И она принялась наливать чай Сметанову, протянувшему свой стакан. Он поблагодарил, отпил немножко и стал вытирать носовым платком вспотевший лоб. От горячего чая он всегда потел. Алексей перехватил взгляд матери, растроганно и нежно смотревшей на толстую лоснящуюся физиономию с узкими губами. Внешность Александра I пленяла ее точно так же, как в свое время любую из придворных дам.

– Успокойтесь, моя дорогая, – снова заговорил Сметанов, картавя. – На земле всегда будут люди, которые отдают приказы, и люди, которые эти приказы выполняют. Какие бы реформы ни проводило правительство, изменятся только слова. Крепостные станут называться не крепостными, а как-то иначе. Им найдут другое имя. Но человеческие отношения, отношения между нами и нашими крестьянами, останутся точно теми же, что и теперь. Неравенство заложено в природе таких отношений. Такова воля Господня. К счастью для людей нашего с вами круга. Вы увидите, почтеннейшая Марья Карповна, что при любом решении царя и при любом ходе событий мы с вами еще насладимся счастливыми днями! У нас прекрасное будущее!

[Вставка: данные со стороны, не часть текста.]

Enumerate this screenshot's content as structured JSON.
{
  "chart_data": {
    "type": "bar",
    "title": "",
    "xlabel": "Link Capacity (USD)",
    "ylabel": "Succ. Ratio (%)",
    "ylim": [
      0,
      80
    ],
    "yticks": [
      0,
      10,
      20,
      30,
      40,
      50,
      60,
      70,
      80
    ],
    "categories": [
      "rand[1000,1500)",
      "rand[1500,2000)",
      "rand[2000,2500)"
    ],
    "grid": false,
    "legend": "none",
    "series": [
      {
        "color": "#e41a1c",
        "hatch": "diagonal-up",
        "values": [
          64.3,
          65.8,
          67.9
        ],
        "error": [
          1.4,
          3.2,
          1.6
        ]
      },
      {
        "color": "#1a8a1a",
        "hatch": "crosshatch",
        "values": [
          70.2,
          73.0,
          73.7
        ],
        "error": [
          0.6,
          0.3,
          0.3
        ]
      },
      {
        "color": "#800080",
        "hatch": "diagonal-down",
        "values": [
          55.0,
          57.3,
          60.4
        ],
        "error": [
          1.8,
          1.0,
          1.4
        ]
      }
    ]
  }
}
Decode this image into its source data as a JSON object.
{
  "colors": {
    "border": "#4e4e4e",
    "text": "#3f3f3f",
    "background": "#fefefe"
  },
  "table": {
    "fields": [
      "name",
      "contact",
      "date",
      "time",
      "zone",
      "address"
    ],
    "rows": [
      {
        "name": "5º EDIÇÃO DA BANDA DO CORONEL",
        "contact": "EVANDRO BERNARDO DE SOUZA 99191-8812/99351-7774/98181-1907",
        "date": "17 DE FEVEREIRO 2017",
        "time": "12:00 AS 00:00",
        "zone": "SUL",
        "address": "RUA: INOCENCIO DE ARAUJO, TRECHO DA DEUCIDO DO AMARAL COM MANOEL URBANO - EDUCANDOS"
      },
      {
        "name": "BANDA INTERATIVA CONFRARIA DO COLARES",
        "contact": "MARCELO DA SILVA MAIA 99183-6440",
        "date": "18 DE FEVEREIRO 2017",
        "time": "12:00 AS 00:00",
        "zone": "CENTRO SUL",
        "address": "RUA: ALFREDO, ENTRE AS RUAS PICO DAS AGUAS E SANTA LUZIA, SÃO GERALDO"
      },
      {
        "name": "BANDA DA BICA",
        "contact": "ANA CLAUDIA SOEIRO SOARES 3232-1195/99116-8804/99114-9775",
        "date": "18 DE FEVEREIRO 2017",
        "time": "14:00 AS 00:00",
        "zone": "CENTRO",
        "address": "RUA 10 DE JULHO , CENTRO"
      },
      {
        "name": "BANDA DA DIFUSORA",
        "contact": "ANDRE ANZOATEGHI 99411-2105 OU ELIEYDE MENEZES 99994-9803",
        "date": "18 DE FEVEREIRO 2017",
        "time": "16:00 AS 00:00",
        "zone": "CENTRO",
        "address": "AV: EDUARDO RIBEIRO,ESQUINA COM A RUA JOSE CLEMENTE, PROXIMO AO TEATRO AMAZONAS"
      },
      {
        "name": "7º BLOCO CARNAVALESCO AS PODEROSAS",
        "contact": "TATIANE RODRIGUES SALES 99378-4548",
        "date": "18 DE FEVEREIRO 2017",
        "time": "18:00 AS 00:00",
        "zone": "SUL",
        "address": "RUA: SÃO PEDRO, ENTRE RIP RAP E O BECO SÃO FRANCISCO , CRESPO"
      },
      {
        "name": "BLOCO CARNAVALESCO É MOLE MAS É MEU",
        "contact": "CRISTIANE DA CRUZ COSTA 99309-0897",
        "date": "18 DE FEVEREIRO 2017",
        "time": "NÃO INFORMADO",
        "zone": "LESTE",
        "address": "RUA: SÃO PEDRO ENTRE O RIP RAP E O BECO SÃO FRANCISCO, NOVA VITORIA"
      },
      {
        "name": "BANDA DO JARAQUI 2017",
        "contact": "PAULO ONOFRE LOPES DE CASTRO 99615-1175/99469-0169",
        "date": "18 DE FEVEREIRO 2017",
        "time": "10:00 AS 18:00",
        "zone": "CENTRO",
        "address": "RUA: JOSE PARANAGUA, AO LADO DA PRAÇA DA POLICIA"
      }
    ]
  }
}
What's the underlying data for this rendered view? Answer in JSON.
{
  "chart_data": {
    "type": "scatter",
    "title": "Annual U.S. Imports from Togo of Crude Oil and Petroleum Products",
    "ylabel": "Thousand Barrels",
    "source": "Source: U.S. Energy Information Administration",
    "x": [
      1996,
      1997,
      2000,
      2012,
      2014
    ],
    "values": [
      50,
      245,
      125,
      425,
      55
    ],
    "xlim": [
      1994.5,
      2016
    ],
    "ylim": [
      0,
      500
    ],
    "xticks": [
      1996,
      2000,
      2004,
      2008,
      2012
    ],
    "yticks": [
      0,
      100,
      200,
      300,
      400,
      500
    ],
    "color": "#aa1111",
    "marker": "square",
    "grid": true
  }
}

Слушая Сметанова, Алексей думал, что и сам бы мог произнести эти трезвые, но себялюбивые слова, но то, что они, его слова, вышли из уст другого, раздражало молодого человека, да что там раздражало – просто бесило. Ему внезапно захотелось возразить, начать спор, заставить Сметанова замолчать, поставить его на место. Может быть, потому, что этот человек чересчур нравился матери… Он просто вынести не мог того, как она с глупым видом ослепленной великолепием рыцаря девы сама идет в ловушку. Ну, отчего, отчего она не замечает, какой у этого Сметанова противный загривок, как ему тесен воротник, какие жирные у него ляжки, а эта губа – алая и крошечная, вроде земляничины! Отчего она не чувствует, что от него за версту несет вопиющей глупостью, отчего не видит, как он претенциозен! Находясь лицом к лицу с этим надутым защитником русских традиций, Алексей ощутил бешеное желание перейти в стан революционеров.

– А я, – начал он, – полагаю, что этому режиму не суждена долгая жизнь. Так не может продолжаться. Мы – единственная страна в Европе, где до сих пор не покончено с рабством.

– Крепостное право не есть рабство! – вскричал Сметанов.

– И какая же между ними разница? – подначил Алексей.